The format is as follows:
precedence (left | right | nonassoc) terminal [, terminal]*;
These lines set the order of precedence, from highest to lowest, from bottom to top. For example:
precedence left ADD, SUBTRACT;
precedence left TIMES, DIVIDE;
Resolves the ambiguity in grammar such as:
A ::= A ADD A | A SUBTRACT A | A DIVIDE A | A TIMES A | a
with ADD and SUBTRACT having a lower precedence than TIMES and DIVIDE (multiplication and division will be performed before the addition and subtraction).
Any terminal not listed will be given the lowest precedence. See http://www2.cs.tum.edu/projects/cup/manual.html for more information.
Grammar
Finally the grammar section allows the specification of the parsers’ grammar in a BNF like format. Note that this format is not the same as the EBNF format that the grammar for C– is given in, and some rules and changes will need to be added and made.
The starting rule is specified with the “start with” tag as shown below:
start with classList;
An example of a simple grammar is shown below:
start with A;
A ::= A ADD A
| A SUBTRACT A
| A DIVIDE A
| A TIMES A
| a;
This is a simplistic explanation of the grammars in CUP, for more info see: http://www2.cs.tum.edu/projects/cup/manual.html.
Project Hints
- Don’t modify the code in Driver.java, SrcLoc.java, or LEXSymbol.java. There should be no need for this project, however, looking over how they work will help in creating your parser and understanding how it works.
- Don’t modify the code in parser.java or Lexer.java manually, they should be generated via Java CUP and JFlex respectively. You can embed code in the specification file that will be placed in the generated .java file, however, there should be no need for this project.
- Make sure you have your class path settings right or give the full path to the Java CUP jar like in the examples given.
- Make sure you have the java package set up correctly. All class and java files should be in the parser package and in a directory with the same name.
- Don’t ignore warnings from Java CUP, they almost always indicate that something is wrong and needs fixing.
- If you use the given .jflex file the only file you need to submit is the .cup file, however, you may also include example outputs, test cases and screenshots.
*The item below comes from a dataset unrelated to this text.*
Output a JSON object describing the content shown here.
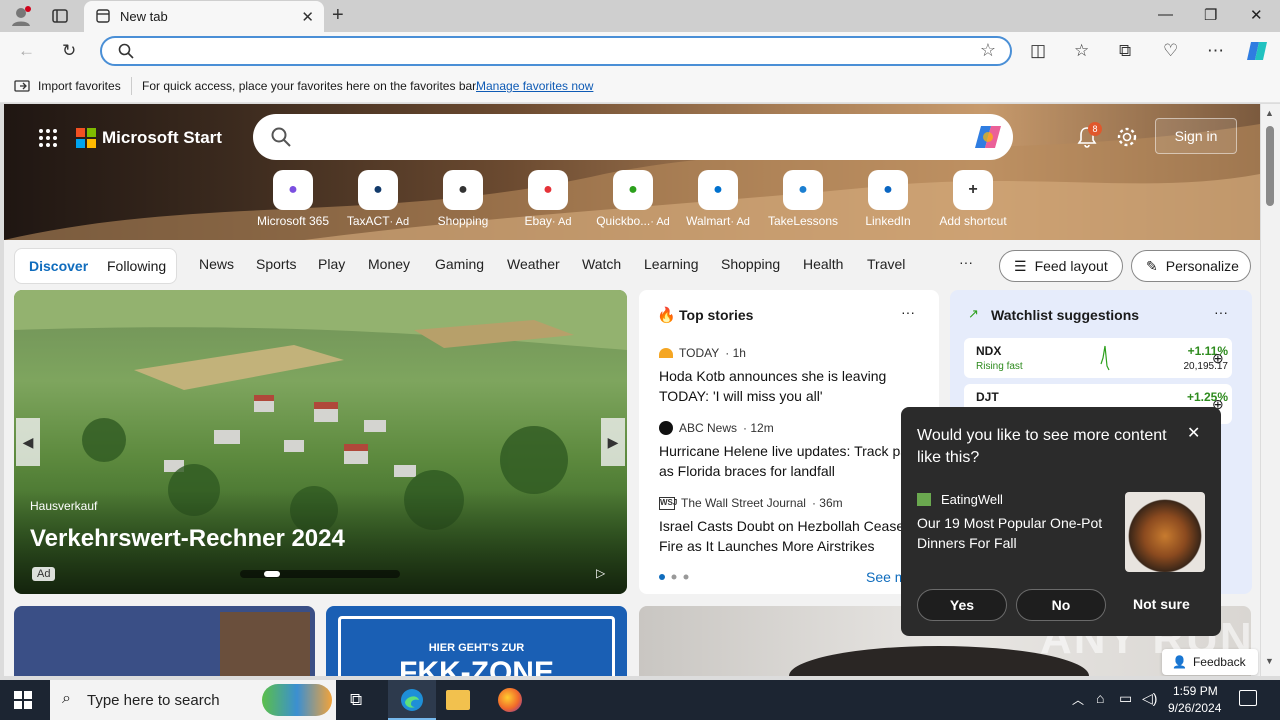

- If you don’t use the given .jflex make sure to include yours and any .java files it uses. Also ensure that you note any changes you made. Your lexer from project 1 may need some changes to work with Java CUP, use the given .jflex files as an example.
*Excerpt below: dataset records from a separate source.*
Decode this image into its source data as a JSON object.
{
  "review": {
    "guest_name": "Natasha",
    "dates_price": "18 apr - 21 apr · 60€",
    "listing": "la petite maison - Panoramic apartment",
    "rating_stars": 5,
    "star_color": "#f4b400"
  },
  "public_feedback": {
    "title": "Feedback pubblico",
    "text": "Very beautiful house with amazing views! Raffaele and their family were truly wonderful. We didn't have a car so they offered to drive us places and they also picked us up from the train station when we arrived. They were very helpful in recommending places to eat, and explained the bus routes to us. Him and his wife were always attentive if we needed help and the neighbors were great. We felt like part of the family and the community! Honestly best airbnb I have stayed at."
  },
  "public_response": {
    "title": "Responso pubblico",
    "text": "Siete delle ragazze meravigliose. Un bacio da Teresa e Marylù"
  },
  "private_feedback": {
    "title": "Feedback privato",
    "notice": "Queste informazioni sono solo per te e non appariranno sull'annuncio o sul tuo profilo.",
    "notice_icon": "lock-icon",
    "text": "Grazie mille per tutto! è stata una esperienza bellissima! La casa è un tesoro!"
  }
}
- The grammar given in the project for C– will need changes to work with Java CUP, but should be equivalent.
- If you make any improvements to the given grammar, make sure to note them and why they were added so they are not marked as incorrect.
- Make sure to put your name and student number on everything (you would be surprised how many students forget this).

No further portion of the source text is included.